Recently, the California Legislature enacted Government Code §12952.  This legislation follows a trend of history-making legislation aimed at reducing the barriers to employment for people with conviction histories and to decrease unemployment in communities with concentrated numbers of people with conviction histories. California’s initial application of this policy only applied to government agencies and in 2015, President Obama applied the rule to federal agencies.
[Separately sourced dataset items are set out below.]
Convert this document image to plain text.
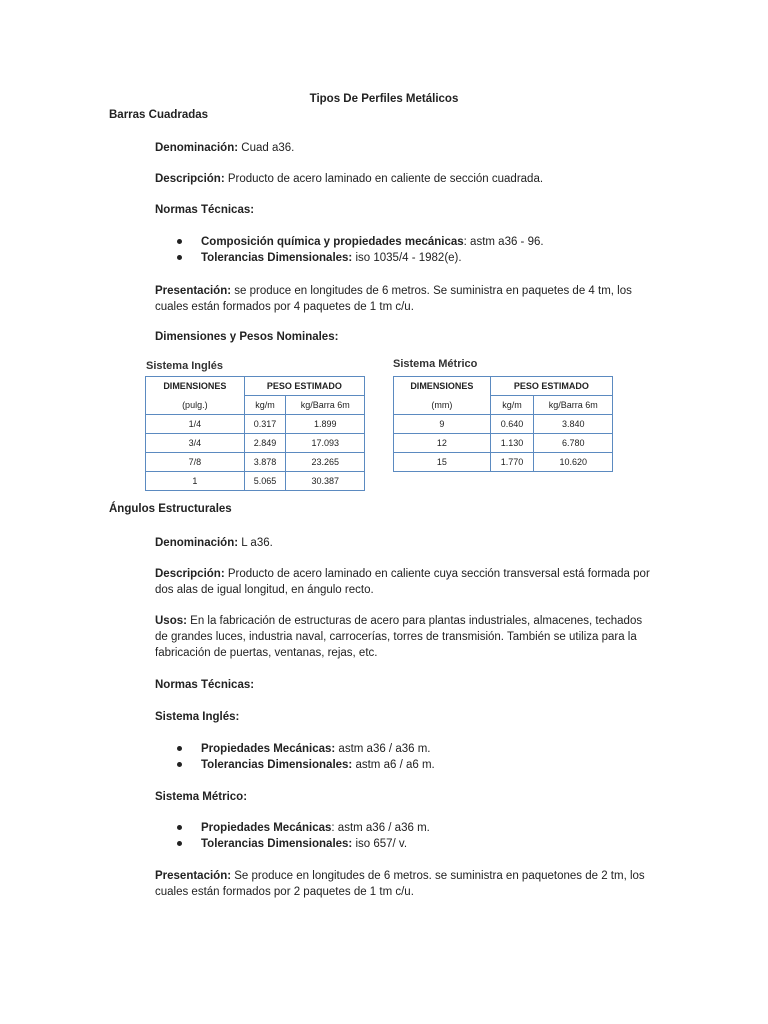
Tipos De Perfiles Metálicos
Barras Cuadradas
Denominación: Cuad a36.
Descripción: Producto de acero laminado en caliente de sección cuadrada.
Normas Técnicas:
Composición química y propiedades mecánicas: astm a36 - 96.
Tolerancias Dimensionales: iso 1035/4 - 1982(e).
Presentación: se produce en longitudes de 6 metros. Se suministra en paquetes de 4 tm, los cuales están formados por 4 paquetes de 1 tm c/u.
Dimensiones y Pesos Nominales:
Sistema Inglés
DIMENSIONES	PESO ESTIMADO	
(pulg.)	kg/m	kg/Barra 6m
1/4	0.317	1.899
3/4	2.849	17.093
7/8	3.878	23.265
1	5.065	30.387
Sistema Métrico
DIMENSIONES	PESO ESTIMADO	
(mm)	kg/m	kg/Barra 6m
9	0.640	3.840
12	1.130	6.780
15	1.770	10.620
Ángulos Estructurales
Denominación: L a36.
Descripción: Producto de acero laminado en caliente cuya sección transversal está formada por dos alas de igual longitud, en ángulo recto.
Usos: En la fabricación de estructuras de acero para plantas industriales, almacenes, techados de grandes luces, industria naval, carrocerías, torres de transmisión. También se utiliza para la fabricación de puertas, ventanas, rejas, etc.
Normas Técnicas:
Sistema Inglés:
Propiedades Mecánicas: astm a36 / a36 m.
Tolerancias Dimensionales: astm a6 / a6 m.
Sistema Métrico:
Propiedades Mecánicas: astm a36 / a36 m.
Tolerancias Dimensionales: iso 657/ v.
Presentación: Se produce en longitudes de 6 metros. se suministra en paquetones de 2 tm, los cuales están formados por 2 paquetes de 1 tm c/u.
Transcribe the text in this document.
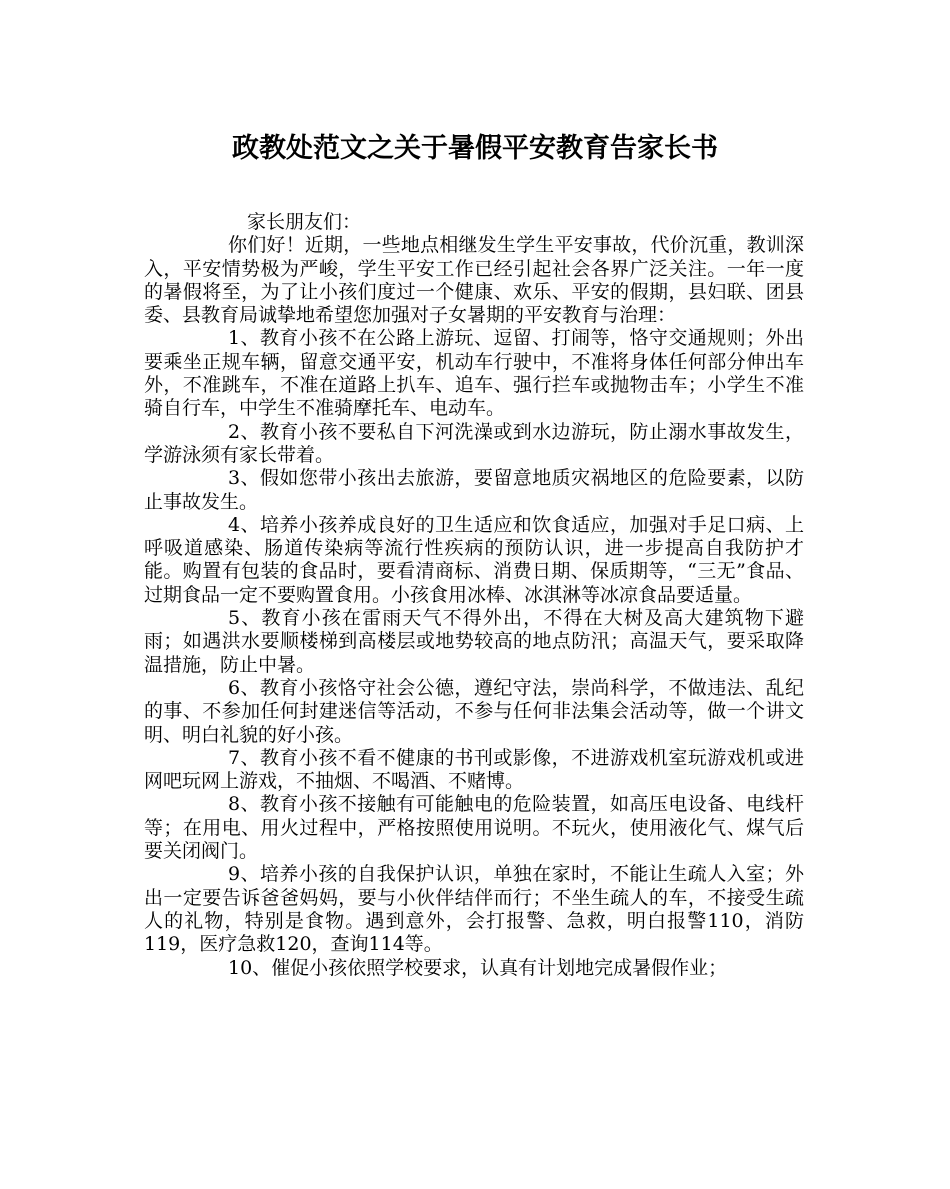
政教处范文之关于暑假平安教育告家长书

家长朋友们：

你们好！近期，一些地点相继发生学生平安事故，代价沉重，教训深入，平安情势极为严峻，学生平安工作已经引起社会各界广泛关注。一年一度的暑假将至，为了让小孩们度过一个健康、欢乐、平安的假期，县妇联、团县委、县教育局诚挚地希望您加强对子女暑期的平安教育与治理：

1、教育小孩不在公路上游玩、逗留、打闹等，恪守交通规则；外出要乘坐正规车辆，留意交通平安，机动车行驶中，不准将身体任何部分伸出车外，不准跳车，不准在道路上扒车、追车、强行拦车或抛物击车；小学生不准骑自行车，中学生不准骑摩托车、电动车。

2、教育小孩不要私自下河洗澡或到水边游玩，防止溺水事故发生，学游泳须有家长带着。

3、假如您带小孩出去旅游，要留意地质灾祸地区的危险要素，以防止事故发生。

4、培养小孩养成良好的卫生适应和饮食适应，加强对手足口病、上呼吸道感染、肠道传染病等流行性疾病的预防认识，进一步提高自我防护才能。购置有包装的食品时，要看清商标、消费日期、保质期等，“三无”食品、过期食品一定不要购置食用。小孩食用冰棒、冰淇淋等冰凉食品要适量。

5、教育小孩在雷雨天气不得外出，不得在大树及高大建筑物下避雨；如遇洪水要顺楼梯到高楼层或地势较高的地点防汛；高温天气，要采取降温措施，防止中暑。

6、教育小孩恪守社会公德，遵纪守法，崇尚科学，不做违法、乱纪的事、不参加任何封建迷信等活动，不参与任何非法集会活动等，做一个讲文明、明白礼貌的好小孩。

7、教育小孩不看不健康的书刊或影像，不进游戏机室玩游戏机或进网吧玩网上游戏，不抽烟、不喝酒、不赌博。

8、教育小孩不接触有可能触电的危险装置，如高压电设备、电线杆等；在用电、用火过程中，严格按照使用说明。不玩火，使用液化气、煤气后要关闭阀门。

9、培养小孩的自我保护认识，单独在家时，不能让生疏人入室；外出一定要告诉爸爸妈妈，要与小伙伴结伴而行；不坐生疏人的车，不接受生疏人的礼物，特别是食物。遇到意外，会打报警、急救，明白报警110，消防119，医疗急救120，查询114等。

10、催促小孩依照学校要求，认真有计划地完成暑假作业；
Nationwide, 29 states and over 150 cities and counties have adopted a similar “Ban the Box” law and over 300 private companies have signed the White house Fair Chance hiring pledge that was initiated by President Obama.

            Specifically, California Government Code §12952, the most far reaching piece of legislation thus far passed in California, makes it unlawful for any company doing business in California with five or more employees to inquire into or consider an applicant’s conviction history in advance of a conditional offer.

            Calif. Gov. Code §12952 also requires that a company who intends to deny an applicant a position of employment solely on the basis of that conviction history to make an individualized assessment of whether the applicants history has a direct and adverse relationship with the specific duties of the job; and, to give the applicant notice and the opportunity to respond before the employer makes a final decision.

            In making this “Ban the Box” law apply broadly to private employers, it is clear that the legislature intended to impose a duty on all companies, with limited exception, to give a fair chance to otherwise qualified and rehabilitated employees.  

            Under “Ban the Box” statutes, it may be perfectly reasonable for a company to disqualify an applicant who is newly released from prison where he/she served two years for financial fraud from a job as an accountant. There, the nature of the crime is similar to the interests that the company would seek to protect; and, two years may not be long enough of a history of rehabilitation. However, when a crime is in an applicant’s remote past and has no nexus to the job for which he/she applies, it becomes more difficult to justify denying that applicant the job.

As well, there may be occasions where an applicant is hired into the job, the employer later learns of the conviction and, on that basis, terminates the employee. Given the legislative intent of Gov. Code §12952, terminating an employee in this way would be contrary to public policy of the state of California and thus create liability for Wrongful Discharge. Indeed, California has made it clear that employers may not discriminate against the class of people who have criminal backgrounds when employers are making employment decisions.